In the last few weeks there have been riots in Zimbabwe. In Beitbridge, on the border with South Africa, furious cross-border traders set fire to a warehouse in protest at import bans recently imposed, while in Harare taxi operators protested against the cost of continuous police road blocks, where spot fines are extracted.
Both these incidents highlight how Zimbabwe’s economy has changed dramatically, and why the state has to accommodate, encourage and support the informal sector, not control, suppress and ignore it.
Formal unemployment runs at 90 percent or more, but this doesn’t mean that all these people are not doing things.
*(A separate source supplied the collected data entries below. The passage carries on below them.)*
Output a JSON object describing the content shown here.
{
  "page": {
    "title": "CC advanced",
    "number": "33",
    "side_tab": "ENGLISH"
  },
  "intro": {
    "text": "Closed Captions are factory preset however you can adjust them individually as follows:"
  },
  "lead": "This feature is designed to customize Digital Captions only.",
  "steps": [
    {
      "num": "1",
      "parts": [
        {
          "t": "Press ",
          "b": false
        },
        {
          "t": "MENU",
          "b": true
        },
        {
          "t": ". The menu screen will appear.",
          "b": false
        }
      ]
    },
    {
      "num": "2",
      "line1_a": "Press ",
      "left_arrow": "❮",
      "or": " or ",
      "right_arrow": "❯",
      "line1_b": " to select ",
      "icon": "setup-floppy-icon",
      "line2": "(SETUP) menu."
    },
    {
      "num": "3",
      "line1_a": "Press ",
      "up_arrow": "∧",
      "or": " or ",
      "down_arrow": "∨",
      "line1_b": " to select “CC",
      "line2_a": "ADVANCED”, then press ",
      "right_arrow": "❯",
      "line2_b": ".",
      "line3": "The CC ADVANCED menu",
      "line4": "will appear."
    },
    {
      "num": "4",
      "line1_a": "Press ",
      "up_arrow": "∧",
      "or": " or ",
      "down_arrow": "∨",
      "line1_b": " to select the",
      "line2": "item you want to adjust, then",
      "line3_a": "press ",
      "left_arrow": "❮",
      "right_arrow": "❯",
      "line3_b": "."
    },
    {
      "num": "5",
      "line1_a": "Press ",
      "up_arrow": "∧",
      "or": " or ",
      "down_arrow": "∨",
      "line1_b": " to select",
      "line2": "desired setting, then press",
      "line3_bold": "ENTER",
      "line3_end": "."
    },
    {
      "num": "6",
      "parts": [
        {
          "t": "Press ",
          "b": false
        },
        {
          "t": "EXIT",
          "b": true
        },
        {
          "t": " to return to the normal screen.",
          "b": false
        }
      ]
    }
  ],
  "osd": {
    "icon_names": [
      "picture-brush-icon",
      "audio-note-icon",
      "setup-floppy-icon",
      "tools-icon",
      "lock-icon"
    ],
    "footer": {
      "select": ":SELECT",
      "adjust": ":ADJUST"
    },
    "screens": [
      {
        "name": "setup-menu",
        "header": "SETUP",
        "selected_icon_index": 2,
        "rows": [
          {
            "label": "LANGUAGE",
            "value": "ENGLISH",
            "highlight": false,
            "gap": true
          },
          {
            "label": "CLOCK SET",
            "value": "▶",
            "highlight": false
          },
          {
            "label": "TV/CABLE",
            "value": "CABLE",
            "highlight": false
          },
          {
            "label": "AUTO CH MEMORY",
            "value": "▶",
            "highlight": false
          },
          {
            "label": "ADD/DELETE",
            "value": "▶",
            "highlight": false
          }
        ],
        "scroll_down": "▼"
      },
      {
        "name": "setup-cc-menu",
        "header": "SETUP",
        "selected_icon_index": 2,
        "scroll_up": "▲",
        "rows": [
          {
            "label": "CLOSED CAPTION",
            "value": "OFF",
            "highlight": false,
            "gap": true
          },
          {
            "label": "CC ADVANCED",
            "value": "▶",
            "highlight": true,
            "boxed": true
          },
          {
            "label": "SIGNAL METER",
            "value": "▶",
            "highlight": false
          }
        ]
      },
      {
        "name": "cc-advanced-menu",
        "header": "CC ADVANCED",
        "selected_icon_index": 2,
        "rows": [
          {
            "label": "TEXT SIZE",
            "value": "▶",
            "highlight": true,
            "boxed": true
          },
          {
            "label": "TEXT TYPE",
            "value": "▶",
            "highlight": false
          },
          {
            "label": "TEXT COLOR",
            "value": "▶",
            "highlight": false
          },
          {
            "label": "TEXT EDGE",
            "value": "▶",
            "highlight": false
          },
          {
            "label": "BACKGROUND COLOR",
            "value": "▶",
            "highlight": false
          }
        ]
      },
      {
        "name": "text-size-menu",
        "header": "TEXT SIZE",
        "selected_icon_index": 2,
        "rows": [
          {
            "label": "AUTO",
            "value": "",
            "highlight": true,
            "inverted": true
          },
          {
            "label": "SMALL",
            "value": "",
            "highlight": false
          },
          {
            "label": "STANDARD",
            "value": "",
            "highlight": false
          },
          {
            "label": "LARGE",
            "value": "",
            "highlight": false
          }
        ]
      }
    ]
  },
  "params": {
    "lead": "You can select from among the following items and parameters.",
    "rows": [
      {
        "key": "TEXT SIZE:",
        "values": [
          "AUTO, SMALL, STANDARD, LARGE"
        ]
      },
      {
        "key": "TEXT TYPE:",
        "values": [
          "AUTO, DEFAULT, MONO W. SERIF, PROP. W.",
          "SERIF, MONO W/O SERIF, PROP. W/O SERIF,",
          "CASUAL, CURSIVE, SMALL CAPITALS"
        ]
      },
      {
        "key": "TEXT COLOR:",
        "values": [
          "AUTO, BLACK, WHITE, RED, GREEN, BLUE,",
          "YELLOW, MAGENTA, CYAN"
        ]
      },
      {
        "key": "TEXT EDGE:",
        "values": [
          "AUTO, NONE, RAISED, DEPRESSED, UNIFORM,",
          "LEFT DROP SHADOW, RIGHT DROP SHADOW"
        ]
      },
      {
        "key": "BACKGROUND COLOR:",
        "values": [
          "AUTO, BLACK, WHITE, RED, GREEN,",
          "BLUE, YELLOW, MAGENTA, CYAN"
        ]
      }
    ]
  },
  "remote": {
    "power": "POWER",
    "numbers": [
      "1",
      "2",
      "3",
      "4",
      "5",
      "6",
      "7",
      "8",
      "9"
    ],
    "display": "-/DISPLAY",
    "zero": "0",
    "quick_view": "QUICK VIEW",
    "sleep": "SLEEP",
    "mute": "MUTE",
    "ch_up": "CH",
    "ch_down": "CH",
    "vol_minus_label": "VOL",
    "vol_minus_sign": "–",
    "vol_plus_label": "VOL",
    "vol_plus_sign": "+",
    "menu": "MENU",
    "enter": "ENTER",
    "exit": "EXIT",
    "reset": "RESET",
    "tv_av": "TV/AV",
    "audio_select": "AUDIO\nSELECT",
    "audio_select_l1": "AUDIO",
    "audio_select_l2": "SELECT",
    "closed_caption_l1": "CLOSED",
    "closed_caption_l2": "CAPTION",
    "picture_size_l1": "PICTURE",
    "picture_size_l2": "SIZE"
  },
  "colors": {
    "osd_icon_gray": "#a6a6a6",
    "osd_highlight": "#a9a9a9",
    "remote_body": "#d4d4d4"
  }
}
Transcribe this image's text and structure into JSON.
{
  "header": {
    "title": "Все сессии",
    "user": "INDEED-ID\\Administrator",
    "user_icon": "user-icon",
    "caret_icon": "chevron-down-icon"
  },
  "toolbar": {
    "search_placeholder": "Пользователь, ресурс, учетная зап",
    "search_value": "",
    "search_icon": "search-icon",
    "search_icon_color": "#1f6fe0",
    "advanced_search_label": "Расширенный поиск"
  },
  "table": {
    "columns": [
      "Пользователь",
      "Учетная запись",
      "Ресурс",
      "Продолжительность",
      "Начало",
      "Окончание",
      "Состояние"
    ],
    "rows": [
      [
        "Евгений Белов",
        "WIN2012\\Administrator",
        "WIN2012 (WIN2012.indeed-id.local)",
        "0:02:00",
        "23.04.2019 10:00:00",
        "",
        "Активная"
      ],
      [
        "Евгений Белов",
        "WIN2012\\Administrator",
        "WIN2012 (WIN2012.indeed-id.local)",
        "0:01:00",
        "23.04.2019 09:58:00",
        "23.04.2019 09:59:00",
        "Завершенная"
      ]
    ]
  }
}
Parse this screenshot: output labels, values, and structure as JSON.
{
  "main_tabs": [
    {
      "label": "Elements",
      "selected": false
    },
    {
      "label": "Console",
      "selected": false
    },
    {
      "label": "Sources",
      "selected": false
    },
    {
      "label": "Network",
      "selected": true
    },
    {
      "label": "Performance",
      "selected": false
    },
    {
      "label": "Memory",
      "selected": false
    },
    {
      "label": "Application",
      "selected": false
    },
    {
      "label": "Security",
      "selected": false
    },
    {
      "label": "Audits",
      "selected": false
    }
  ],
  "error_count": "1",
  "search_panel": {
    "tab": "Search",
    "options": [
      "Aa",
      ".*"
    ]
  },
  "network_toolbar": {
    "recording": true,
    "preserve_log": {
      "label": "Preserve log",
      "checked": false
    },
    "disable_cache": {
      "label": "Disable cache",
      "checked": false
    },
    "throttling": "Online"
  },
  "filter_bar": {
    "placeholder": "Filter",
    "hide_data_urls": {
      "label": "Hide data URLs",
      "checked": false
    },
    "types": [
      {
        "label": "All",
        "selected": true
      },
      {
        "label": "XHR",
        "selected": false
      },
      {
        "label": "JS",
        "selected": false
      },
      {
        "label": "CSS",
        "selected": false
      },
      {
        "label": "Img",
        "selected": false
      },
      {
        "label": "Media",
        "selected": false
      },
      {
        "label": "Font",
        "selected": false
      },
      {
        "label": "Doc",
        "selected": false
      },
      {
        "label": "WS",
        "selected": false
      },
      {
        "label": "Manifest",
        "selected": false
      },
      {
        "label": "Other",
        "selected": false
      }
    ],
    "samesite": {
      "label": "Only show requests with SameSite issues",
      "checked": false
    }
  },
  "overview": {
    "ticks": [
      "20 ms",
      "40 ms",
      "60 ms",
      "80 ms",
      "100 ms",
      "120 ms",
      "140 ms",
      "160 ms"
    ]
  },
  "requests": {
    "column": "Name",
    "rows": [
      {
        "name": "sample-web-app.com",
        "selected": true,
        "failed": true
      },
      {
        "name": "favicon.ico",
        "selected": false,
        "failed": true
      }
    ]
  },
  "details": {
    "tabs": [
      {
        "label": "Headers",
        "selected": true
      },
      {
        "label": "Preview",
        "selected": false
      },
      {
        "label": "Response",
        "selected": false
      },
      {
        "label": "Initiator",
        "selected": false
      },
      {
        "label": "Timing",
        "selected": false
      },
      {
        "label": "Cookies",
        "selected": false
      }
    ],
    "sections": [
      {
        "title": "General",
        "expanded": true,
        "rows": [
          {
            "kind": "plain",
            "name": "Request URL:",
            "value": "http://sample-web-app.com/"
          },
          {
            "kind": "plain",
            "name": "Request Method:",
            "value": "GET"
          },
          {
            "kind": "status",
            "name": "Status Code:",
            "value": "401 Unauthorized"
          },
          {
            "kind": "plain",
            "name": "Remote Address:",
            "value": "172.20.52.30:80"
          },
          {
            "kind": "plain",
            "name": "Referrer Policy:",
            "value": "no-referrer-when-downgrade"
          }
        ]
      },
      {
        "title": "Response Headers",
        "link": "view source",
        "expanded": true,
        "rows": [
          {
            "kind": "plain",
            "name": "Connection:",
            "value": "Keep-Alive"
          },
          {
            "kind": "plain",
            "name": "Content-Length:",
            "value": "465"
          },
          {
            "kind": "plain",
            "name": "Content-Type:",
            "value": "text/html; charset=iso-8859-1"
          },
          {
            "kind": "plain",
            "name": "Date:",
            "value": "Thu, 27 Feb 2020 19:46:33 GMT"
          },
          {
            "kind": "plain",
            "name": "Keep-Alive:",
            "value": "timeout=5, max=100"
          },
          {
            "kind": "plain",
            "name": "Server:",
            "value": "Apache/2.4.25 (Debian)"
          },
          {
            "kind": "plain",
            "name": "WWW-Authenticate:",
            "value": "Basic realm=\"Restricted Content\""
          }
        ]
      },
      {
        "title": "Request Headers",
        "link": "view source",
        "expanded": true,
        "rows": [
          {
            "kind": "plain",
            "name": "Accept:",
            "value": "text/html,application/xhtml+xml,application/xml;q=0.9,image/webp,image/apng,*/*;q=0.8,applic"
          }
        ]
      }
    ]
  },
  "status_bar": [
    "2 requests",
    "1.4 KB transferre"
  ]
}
They are, but not in the jobs of the past.
Livelihoods are improvised and flexible, combining ways of earning income – farming, trading, dealing, manufacturing, mining, selling services and a host of other distributive activities, reliant on deeply embedded social relationships.
New networks of economic activity have emerged, as has a vibrant spirit of innovation and entrepreneurship.
This is in the context of extreme hardship for sure, as the economy continues to plummet due to lack of investment.
Informal economies are built on relations. Many operating in the informal sector are reliant on patrons and support from others; sometimes this is through relations of kinship, or through the church, and very often political patronage plays a part.
If you want to secure a spot to trade in town, someone inevitably has to be paid off.
Informal activity is tough, precarious fragile, sometimes illegal, and often is subject to arbitrary taxation from those in authority – as in the case of the road blocks affecting informal transport operators across the country.
The informalisation of the economy is a pattern across Africa, as James Ferguson eloquently describes. The improvised livelihoods of the poor are creating a new distributive economy, and with this a distributive politics, he argues.
This is having a major impact on the way we understand African political economy – and not only in Zimbabwe.